Integrating Image Processing into Embedded Systems
The Key for New Product Developments
Embedded computer systems are interesting for a variety of applications and enable the development of new products. Many users can also employ embedded systems as a more efficient approach to their existing systems which can be a portal to savings.
Those interested in using embedded image processing technology in their systems must answer one important question from the start: How will the camera be integrated into the system? In industrial image processing, camera integration is typically handled by connecting camera and PC (or IPC) via a GigE or USB interface — in essence a plug-and-play solution. Add in a manufacturer's Software Development Kit (SDK) and accessing the camera becomes child's play. Does the same principle apply to an embedded system? The short answer: yes! The process remains the same for a Single Board Computer (SBC): popular SBCs such as Raspberry Pi and Odroid, as well as industrial-strength modules like Thoradex and Advantech offer comparable interfaces (USB/Ethernet). While SBCs with x86-based processors are on the market, ARM-based processors are more common. A growing number of camera manufacturers offer their SDKs in an ARM version, allowing users to integrate a camera using the same familiar method as on a Windows PC. Ideally the SDK would offer the same functions and APIs (Application Programming Interfaces) for both platforms. This allows programming code to be reused, keeping integration time and effort to a minimum.

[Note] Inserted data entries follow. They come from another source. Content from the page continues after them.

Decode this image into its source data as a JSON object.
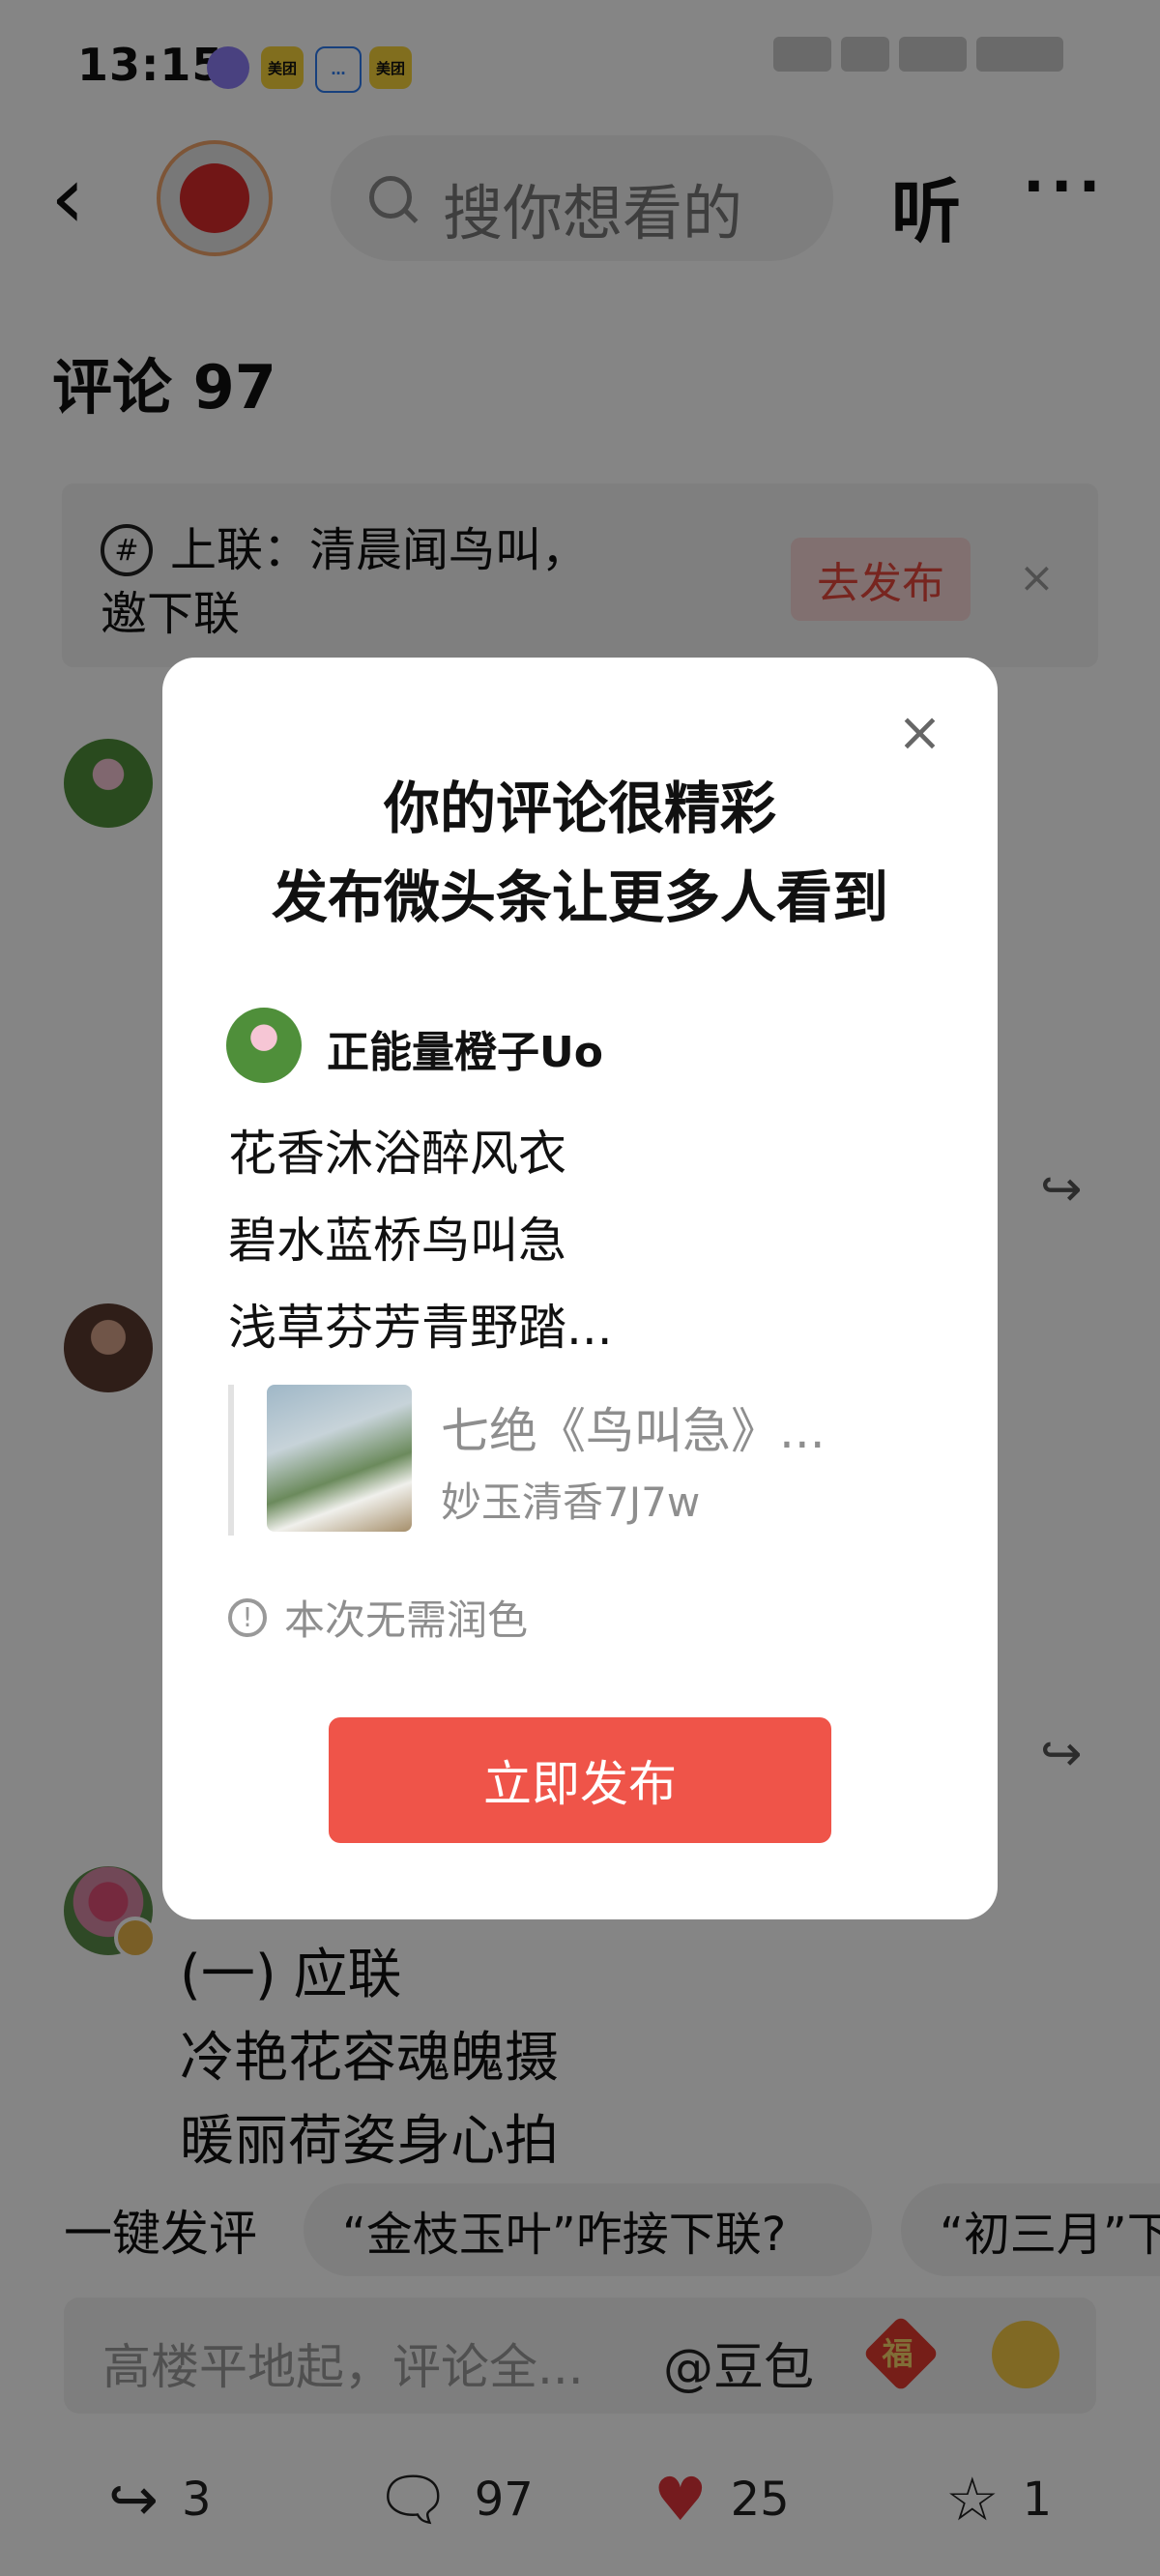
{
  "status_bar": {
    "time": "13:15",
    "app_icons": [
      "美团",
      "美团"
    ]
  },
  "header": {
    "search_placeholder": "搜你想看的",
    "listen_label": "听",
    "more_label": "···"
  },
  "comments_section": {
    "title": "评论 97",
    "couplet_banner": {
      "text_line1": "上联：清晨闻鸟叫，",
      "text_line2": "邀下联",
      "action_label": "去发布",
      "close_label": "×"
    },
    "reply_lines": [
      "(一) 应联",
      "冷艳花容魂魄摄",
      "暖丽荷姿身心拍"
    ]
  },
  "quick_comment": {
    "label": "一键发评",
    "chips": [
      "“金枝玉叶”咋接下联?",
      "“初三月”下"
    ]
  },
  "input_bar": {
    "placeholder": "高楼平地起，评论全...",
    "mention": "@豆包",
    "fu_label": "福"
  },
  "bottom_actions": {
    "share_count": "3",
    "comment_count": "97",
    "like_count": "25",
    "favorite_count": "1"
  },
  "modal": {
    "close_label": "×",
    "title_line1": "你的评论很精彩",
    "title_line2": "发布微头条让更多人看到",
    "author": "正能量橙子Uo",
    "poem_lines": [
      "花香沐浴醉风衣",
      "碧水蓝桥鸟叫急",
      "浅草芬芳青野踏..."
    ],
    "quote_title": "七绝《鸟叫急》...",
    "quote_author": "妙玉清香7J7w",
    "note": "本次无需润色",
    "publish_button": "立即发布"
  },
  "colors": {
    "accent_red": "#ef5449",
    "like_red": "#e0343b",
    "overlay": "rgba(0,0,0,0.48)"
  }
}
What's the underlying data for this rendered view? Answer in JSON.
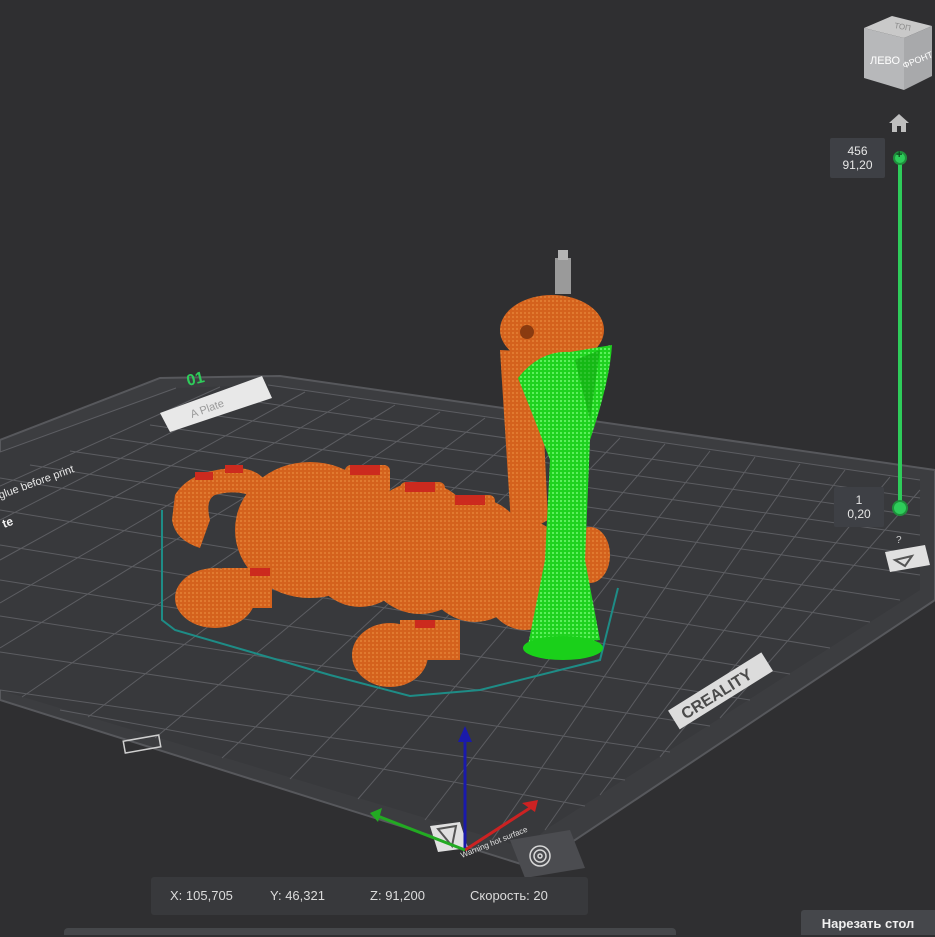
{
  "view_cube": {
    "top_label": "ТОП",
    "left_label": "ЛЕВО",
    "front_label": "ФРОНТ"
  },
  "layer_slider": {
    "top": {
      "layer": "456",
      "height": "91,20"
    },
    "bottom": {
      "layer": "1",
      "height": "0,20"
    },
    "help": "?"
  },
  "plate": {
    "number": "01",
    "tab_label": "A Plate",
    "glue_note": "glue before print",
    "left_cut_text": "te",
    "brand": "CREALITY",
    "warning_label": "Warning hot surface"
  },
  "status": {
    "x_label": "X:",
    "x_value": "105,705",
    "y_label": "Y:",
    "y_value": "46,321",
    "z_label": "Z:",
    "z_value": "91,200",
    "speed_label": "Скорость:",
    "speed_value": "20"
  },
  "slice_button": "Нарезать стол",
  "colors": {
    "background": "#2f2f31",
    "model_orange": "#d9641e",
    "support_green": "#22dd22",
    "slider_green": "#2ecc5a",
    "axis_x": "#cc2222",
    "axis_y": "#22aa22",
    "axis_z": "#1a1aaa"
  }
}
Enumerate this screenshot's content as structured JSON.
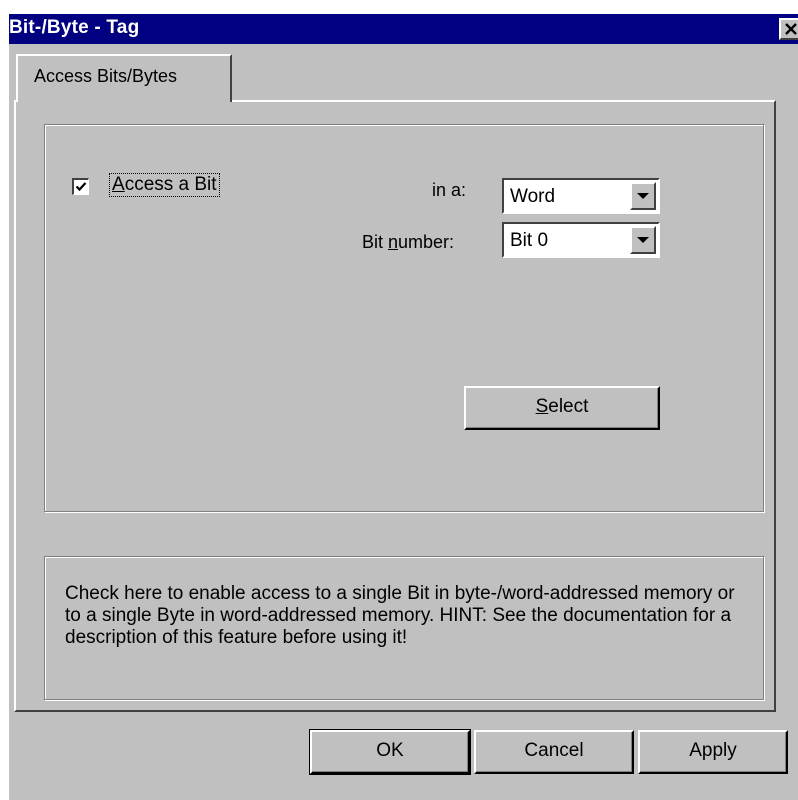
{
  "window": {
    "title": "Bit-/Byte - Tag"
  },
  "tabs": [
    {
      "label": "Access Bits/Bytes",
      "active": true
    }
  ],
  "access_bit": {
    "checked": true,
    "label_pre": "Access a",
    "label_mnemonic": "",
    "label_post": " Bit"
  },
  "in_a": {
    "label": "in a:",
    "value": "Word"
  },
  "bit_number": {
    "label_pre": "Bit ",
    "label_mnemonic": "n",
    "label_post": "umber:",
    "value": "Bit 0"
  },
  "select_button": {
    "mnemonic": "S",
    "rest": "elect"
  },
  "hint": {
    "text": "Check here to enable access to a single Bit in byte-/word-addressed memory or to a single Byte in word-addressed memory. HINT: See the documentation for a description of this feature before using it!"
  },
  "footer": {
    "ok_label": "OK",
    "cancel_label": "Cancel",
    "apply_label": "Apply"
  },
  "colors": {
    "title_bar": "#000080",
    "face": "#c0c0c0"
  },
  "icons": {
    "close": "close-icon",
    "check": "checkmark-icon",
    "dropdown": "chevron-down-icon"
  }
}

Components of an industrial image processing system
Components of an embedded image processing system
Specialized embedded systems
Embedded systems can also be based on much more specialized hardware. Many of these systems use SoMs (Systems on Module), which are ultra-compact board computer modules comprised only of a processor (typically an SoC or System on Chip), RAM and other key components.
These SoMs are mounted on a circuit board that provides the necessary connections with the outer world. Because they are relatively affordable, these circuit boards allow for the systems to be adjusted individually for specific requirements. Even so, the use of a standard SoM helps keep total system costs low.
This configuration can also be outfitted with a standard interface port (such as USB). In that case, the user achieves the same benefits as offered by an SBC. The USB interface is not always optimal from a weight, space or energy standpoint. In that case, a direct camera/processor connection is a potential alternative.
Special image transfer
Stable and robust: Image data transfer on a LVDS-basis or via the CSI2 standard is well suited for the direct connection between the camera and SoC. For both methods, however, there is no specific standardized hardware, meaning no specified connections or cables. As a result, these must be defined separately for the connection of a camera onto the circuit board.
CSI2, a standard from the mobile electronics industry, defines the signal transfer and a software protocol standard. Some SoCs offer CSI interfaces, although they don't work uniformly, and there is no generic driver. As such, CSI2 doesn't represent an immediate "out of the box" solution.
At the same time, there is also no standard SW protocol or standard driver for LVDS, in spite of its wide availability as a procedure for high-speed data transfer. Several manufacturers try to improve the situation through cameras with LVDS outputs based on proprietary protocols and processing chips with the matching drivers. The benefit is a complete solution with low integration costs. However, the user is tied to a specific set of hardware.
Other camera manufacturers offer a documented, LVDS-based camera output for hardware integration. This allows a driver or read-out routine to be created, or existing drivers can be adapted for the user's system. Existing reference systems or driver templates are a major help during development.
Another important question for camera integration is the camera configuration. Control signals between the SoC and the camera can be passed via bus systems such as CAN, SPI or I2C. No standard has yet been defined for this function. The camera manufacturer determines which image processing parameters can be controlled and how, and whether, for example, GenICam will be supported. When the right driver is in place, the software can access the camera configuration directly and adjust parameters. Good documentation of the software protocol helps take advantage of the full range of camera configuration options. Basler supports access to cameras via I²C (as part of the BCON for LVDS interface) from within Basler's pylon SDK and offers standardized APIs (in C++) for configuration programming.
Basler dart board level cameras with USB 3.0 and LVDS-based BCON interfaces
Potential interfaces for embedded image processing: BCON for LVDS and USB 3.0
Embedded image processing can be the ideal solution for specific applications. Embedded applications can be developed for SBCs featuring GigE or USB connections to the camera. This hardware is popular, available in many price, performance and quality ranges and suitable for a variety of application cases.
LVDS and CSI2-based camera-to-SoC connections offer a direct interface for image data transfer, but without the benefit of a comprehensive industry standard. As a result, both methods involve adjustment and integration time and costs when developing simple integration solutions. Companies offer drivers, development kits and other tools to help make integration easier for users.
In the future, the development and roll-out of standards would be a welcome step towards simpler integration of cameras involving a direct connection to an SoC. Generic drivers and standardized data APIs can also make it easier to develop specialized image processing solutions. As such, the integration of image processing technology can be made as simple as the prevalent (I)PC-based industrial image processing, even for the smallest and leanest embedded systems.